Avevo conosciuto Mons.Sambi il 9 Aprile 2004. Era venerdì santo, e lo trascorrevamo a Gerusalemme, in pellegrinaggio insieme ad altri 31 giovani di varie parti del mondo. Eravamo saliti sul Monte degli Ulivi, la collina di Gerusalemme dove risiedeva l’allora nunzio apostolico, che ci aveva accolti mettendoci a nostro agio e aprendo per noi lo scrigno dei suoi tesori.

 

Uno scrigno fatto di tanti racconti che riguardavano sempre gli “altri” che il presule aveva incontrato nella sua lunga attività. E per ciascuno c’era una parola di speranza, un aneddoto da cui traspariva il lavoro silenzioso, ma efficace, per stabilire condizioni di vita dignitose per tutti e per favorire la pace e la riconciliazione tra i popoli. Ci aveva incoraggiati a non abbandonare i cristiani in Terra Santa: «La maggior parte di essi– raccontava- vivono dei servizi ai pellegrini, e ora molte famiglie sono al limite della sopravvivenza. È anche un aiuto materiale che si dà, oltre al sostegno spirituale». Un forte appello, che a noi, primo sparuto gruppo, risuonò come un ringraziamento. Negli anni successivi i pellegrinaggi sono ripresi, riportando i cristiani «a sentirsi insieme parte di un’unica famiglia, con tutti gli altri». Ecco l’augurio che ci aveva espresso e che è vivo ancora oggi.

 

«Ha molto amato la Terra Santa e la Terra Santa ha molto amato lui» ha detto il patriarca latino di Gerusalemme, mons. Fouad Twal.

 

Pierfrancesco Pizzaballa, custode di Terra Santa, lo ricorda così: «Con Sambi la diplomazia vaticana in Terra Santa ha fatto un grande salto di qualità. Era un esperto molto considerato sia dai palestinesi che dagli israeliani, la sua opinione era importante.
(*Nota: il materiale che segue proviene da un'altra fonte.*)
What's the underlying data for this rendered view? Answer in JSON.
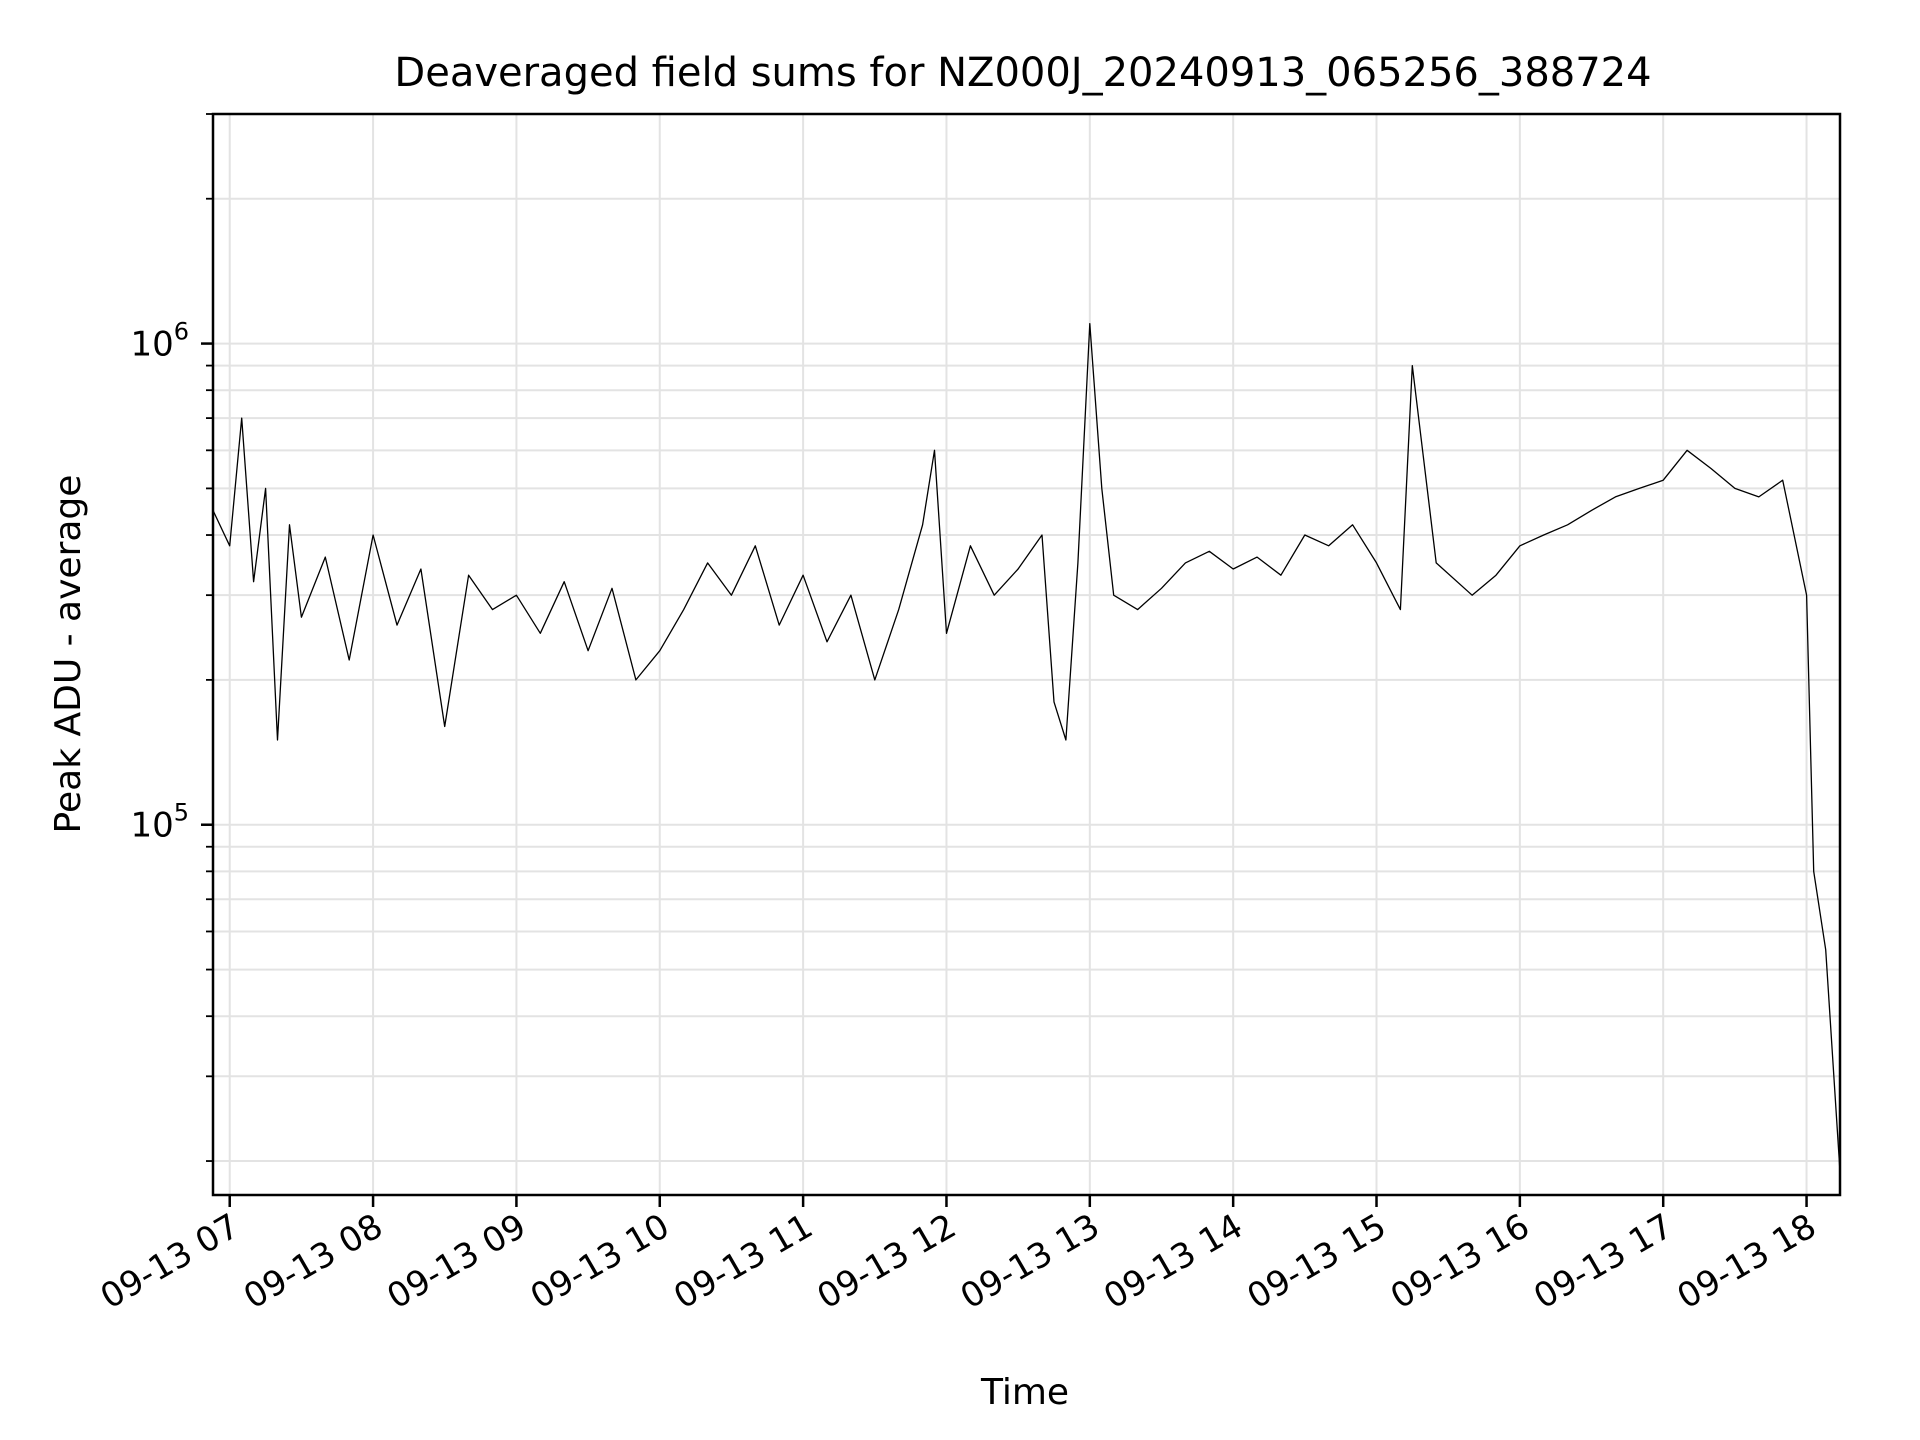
{
  "chart_data": {
    "type": "line",
    "title": "Deaveraged field sums for NZ000J_20240913_065256_388724",
    "xlabel": "Time",
    "ylabel": "Peak ADU - average",
    "y_scale": "log",
    "ylim": [
      17000,
      3000000
    ],
    "xlim": [
      "09-13 06:53",
      "09-13 18:14"
    ],
    "x_ticks": [
      "09-13 07",
      "09-13 08",
      "09-13 09",
      "09-13 10",
      "09-13 11",
      "09-13 12",
      "09-13 13",
      "09-13 14",
      "09-13 15",
      "09-13 16",
      "09-13 17",
      "09-13 18"
    ],
    "y_ticks": [
      {
        "value": 100000,
        "base": "10",
        "exp": "5"
      },
      {
        "value": 1000000,
        "base": "10",
        "exp": "6"
      }
    ],
    "grid": true,
    "line_color": "#000000",
    "series": [
      {
        "name": "",
        "points": [
          [
            "09-13 06:53",
            450000
          ],
          [
            "09-13 07:00",
            380000
          ],
          [
            "09-13 07:05",
            700000
          ],
          [
            "09-13 07:10",
            320000
          ],
          [
            "09-13 07:15",
            500000
          ],
          [
            "09-13 07:20",
            150000
          ],
          [
            "09-13 07:25",
            420000
          ],
          [
            "09-13 07:30",
            270000
          ],
          [
            "09-13 07:40",
            360000
          ],
          [
            "09-13 07:50",
            220000
          ],
          [
            "09-13 08:00",
            400000
          ],
          [
            "09-13 08:10",
            260000
          ],
          [
            "09-13 08:20",
            340000
          ],
          [
            "09-13 08:30",
            160000
          ],
          [
            "09-13 08:40",
            330000
          ],
          [
            "09-13 08:50",
            280000
          ],
          [
            "09-13 09:00",
            300000
          ],
          [
            "09-13 09:10",
            250000
          ],
          [
            "09-13 09:20",
            320000
          ],
          [
            "09-13 09:30",
            230000
          ],
          [
            "09-13 09:40",
            310000
          ],
          [
            "09-13 09:50",
            200000
          ],
          [
            "09-13 10:00",
            230000
          ],
          [
            "09-13 10:10",
            280000
          ],
          [
            "09-13 10:20",
            350000
          ],
          [
            "09-13 10:30",
            300000
          ],
          [
            "09-13 10:40",
            380000
          ],
          [
            "09-13 10:50",
            260000
          ],
          [
            "09-13 11:00",
            330000
          ],
          [
            "09-13 11:10",
            240000
          ],
          [
            "09-13 11:20",
            300000
          ],
          [
            "09-13 11:30",
            200000
          ],
          [
            "09-13 11:40",
            280000
          ],
          [
            "09-13 11:50",
            420000
          ],
          [
            "09-13 11:55",
            600000
          ],
          [
            "09-13 12:00",
            250000
          ],
          [
            "09-13 12:10",
            380000
          ],
          [
            "09-13 12:20",
            300000
          ],
          [
            "09-13 12:30",
            340000
          ],
          [
            "09-13 12:40",
            400000
          ],
          [
            "09-13 12:45",
            180000
          ],
          [
            "09-13 12:50",
            150000
          ],
          [
            "09-13 12:55",
            350000
          ],
          [
            "09-13 13:00",
            1100000
          ],
          [
            "09-13 13:05",
            500000
          ],
          [
            "09-13 13:10",
            300000
          ],
          [
            "09-13 13:20",
            280000
          ],
          [
            "09-13 13:30",
            310000
          ],
          [
            "09-13 13:40",
            350000
          ],
          [
            "09-13 13:50",
            370000
          ],
          [
            "09-13 14:00",
            340000
          ],
          [
            "09-13 14:10",
            360000
          ],
          [
            "09-13 14:20",
            330000
          ],
          [
            "09-13 14:30",
            400000
          ],
          [
            "09-13 14:40",
            380000
          ],
          [
            "09-13 14:50",
            420000
          ],
          [
            "09-13 15:00",
            350000
          ],
          [
            "09-13 15:10",
            280000
          ],
          [
            "09-13 15:15",
            900000
          ],
          [
            "09-13 15:25",
            350000
          ],
          [
            "09-13 15:40",
            300000
          ],
          [
            "09-13 15:50",
            330000
          ],
          [
            "09-13 16:00",
            380000
          ],
          [
            "09-13 16:10",
            400000
          ],
          [
            "09-13 16:20",
            420000
          ],
          [
            "09-13 16:30",
            450000
          ],
          [
            "09-13 16:40",
            480000
          ],
          [
            "09-13 16:50",
            500000
          ],
          [
            "09-13 17:00",
            520000
          ],
          [
            "09-13 17:10",
            600000
          ],
          [
            "09-13 17:20",
            550000
          ],
          [
            "09-13 17:30",
            500000
          ],
          [
            "09-13 17:40",
            480000
          ],
          [
            "09-13 17:50",
            520000
          ],
          [
            "09-13 18:00",
            300000
          ],
          [
            "09-13 18:03",
            80000
          ],
          [
            "09-13 18:08",
            55000
          ],
          [
            "09-13 18:14",
            19000
          ]
        ]
      }
    ]
  }
}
Lo ricordiamo presente e attivo in crisi delicate come l’Intifada, l’assedio alla Basilica della Natività e in altri momenti storici come la visita di Giovanni Paolo II della quale fu il regista. Riuscì a gestire situazioni delicate grazie alla sua capacità di relazione. Un vero punto di riferimento anche per la Chiesa. Il suo modo franco e diretto a volte spiazzava i vescovi locali. Ma queste piccole sterzate li aiutavano poi a prendere coscienza dei problemi e li incoraggiavano».

 

Mons.Sambi era legatissimo alla sua terra d’origine, per la quale provava una struggente nostalgia e dove tornava volentieri ogni volta. L’ultima proprio poche settimane fa, anche per riceve la cittadinanza onoraria di Savignano sul Rubicone.

Il presidente della provincia di Rimini Stefano Vitali ha dichiarato: «Con la morte di Monsignor Sambi perdiamo una figura di grande profilo religioso e sociale. La sua profonda cultura e conoscenza teologica, la grande esperienza diplomatica, lo hanno reso un punto di riferimento imprescindibile per il dialogo tra la fede cattolica e le culture e tradizioni dei popoli di tutto il mondo».